Mike wrote:
On September 4, 2005 10:30 am, Randall R Schulz wrote:
Shriramana,
On Sunday 04 September 2005 06:39, Shriramana Sharma wrote:
Sunday 04 Sep 2005 18:20 samaye James Knott alekhiit:
Is there, then, a way to empty /tmp and swap everytime I shutdown?
You could create a symlink from /tmp to /dev/shm. This means that your /tmp will be on a RAM disk.
I would not recommend this. Some programs write sizeable files to /tmp.
And also means that my RAM will be hogged for this purpose, yes?

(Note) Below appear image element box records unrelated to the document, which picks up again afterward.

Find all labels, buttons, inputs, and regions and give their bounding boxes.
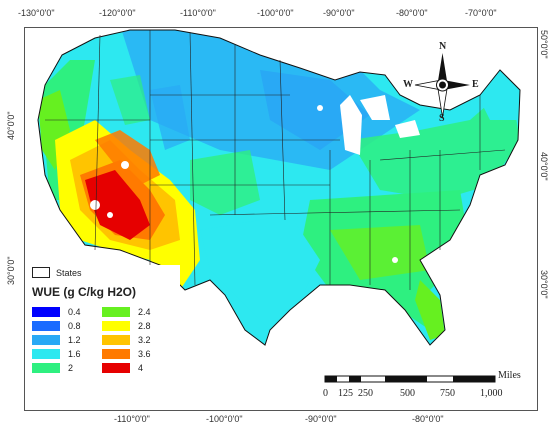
scale-tick-label: 0 <box>323 388 328 399</box>
compass-rose-icon <box>414 53 470 118</box>
legend-class: 0.4 <box>32 307 81 317</box>
scale-tick-label: 250 <box>358 388 373 399</box>
legend-class-value: 2.4 <box>138 307 151 317</box>
legend-class-value: 3.2 <box>138 335 151 345</box>
legend-swatch <box>102 363 130 373</box>
lon-tick-top: -70°0'0" <box>465 8 497 18</box>
legend-swatch <box>32 321 60 331</box>
east-label: E <box>472 79 479 90</box>
legend-class: 4 <box>102 363 143 373</box>
legend-swatch <box>32 307 60 317</box>
legend: States WUE (g C/kg H2O) 0.4 0.8 1.2 1.6 … <box>30 265 180 377</box>
lon-tick-top: -110°0'0" <box>180 8 216 18</box>
lon-tick-bottom: -110°0'0" <box>114 414 150 424</box>
legend-class-value: 2 <box>68 363 74 373</box>
legend-swatch <box>102 321 130 331</box>
legend-class-value: 3.6 <box>138 349 151 359</box>
legend-swatch <box>32 335 60 345</box>
legend-swatch <box>32 349 60 359</box>
legend-class: 3.2 <box>102 335 151 345</box>
legend-states-label: States <box>56 267 82 278</box>
scale-tick-label: 1,000 <box>480 388 503 399</box>
west-label: W <box>403 79 413 90</box>
states-outline-swatch <box>32 267 50 278</box>
lon-tick-bottom: -90°0'0" <box>305 414 337 424</box>
legend-class: 2 <box>32 363 73 373</box>
legend-class-value: 4 <box>138 363 144 373</box>
legend-class-value: 1.2 <box>68 335 81 345</box>
south-label: S <box>439 113 445 124</box>
legend-swatch <box>32 363 60 373</box>
legend-swatch <box>102 349 130 359</box>
scale-tick-label: 500 <box>400 388 415 399</box>
lon-tick-top: -130°0'0" <box>18 8 55 18</box>
legend-class: 3.6 <box>102 349 151 359</box>
scale-bar: Miles 0 125 250 500 750 1,000 <box>320 370 521 410</box>
legend-class-value: 1.6 <box>68 349 81 359</box>
legend-title: WUE (g C/kg H2O) <box>32 285 136 299</box>
legend-class: 0.8 <box>32 321 81 331</box>
lon-tick-bottom: -80°0'0" <box>412 414 444 424</box>
lon-tick-top: -80°0'0" <box>396 8 428 18</box>
legend-class: 1.6 <box>32 349 81 359</box>
scale-tick-label: 750 <box>440 388 455 399</box>
lon-tick-top: -120°0'0" <box>99 8 136 18</box>
legend-states-entry: States <box>32 267 82 278</box>
legend-class-value: 2.8 <box>138 321 151 331</box>
legend-class-value: 0.4 <box>68 307 81 317</box>
lon-tick-bottom: -100°0'0" <box>206 414 243 424</box>
lon-tick-top: -100°0'0" <box>257 8 294 18</box>
scale-bar-graphic <box>324 375 496 383</box>
legend-class: 1.2 <box>32 335 81 345</box>
legend-swatch <box>102 307 130 317</box>
lon-tick-top: -90°0'0" <box>323 8 355 18</box>
legend-class-value: 0.8 <box>68 321 81 331</box>
legend-class: 2.8 <box>102 321 151 331</box>
legend-class: 2.4 <box>102 307 151 317</box>
north-label: N <box>439 41 447 52</box>
scale-unit: Miles <box>498 370 521 381</box>
north-arrow: N S E W <box>403 41 480 125</box>
legend-swatch <box>102 335 130 345</box>
scale-tick-label: 125 <box>338 388 353 399</box>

As for swap, you'd have to write junk to the partition on shut down.
How?
Just copy /dev/null to the swap area.
Who are you defending your data from?
Data recovery experts are able to undo several writes to a disk, which is why wipe disk programs do several passes, and agencies that are concerned about loss of data grind up the disk afterwards rather than take the chance that someone may have improved the technique to read wiped data.
There have also been rumors that they can read data from old ram, and the EM leaking from your screen can be read from across the street.
Sorry, that should be "from 200 metres away" by someone sitting in a van and not just "across the street". Cheers. -- Light travels faster than sound. This is why some people appear bright until you hear them speak.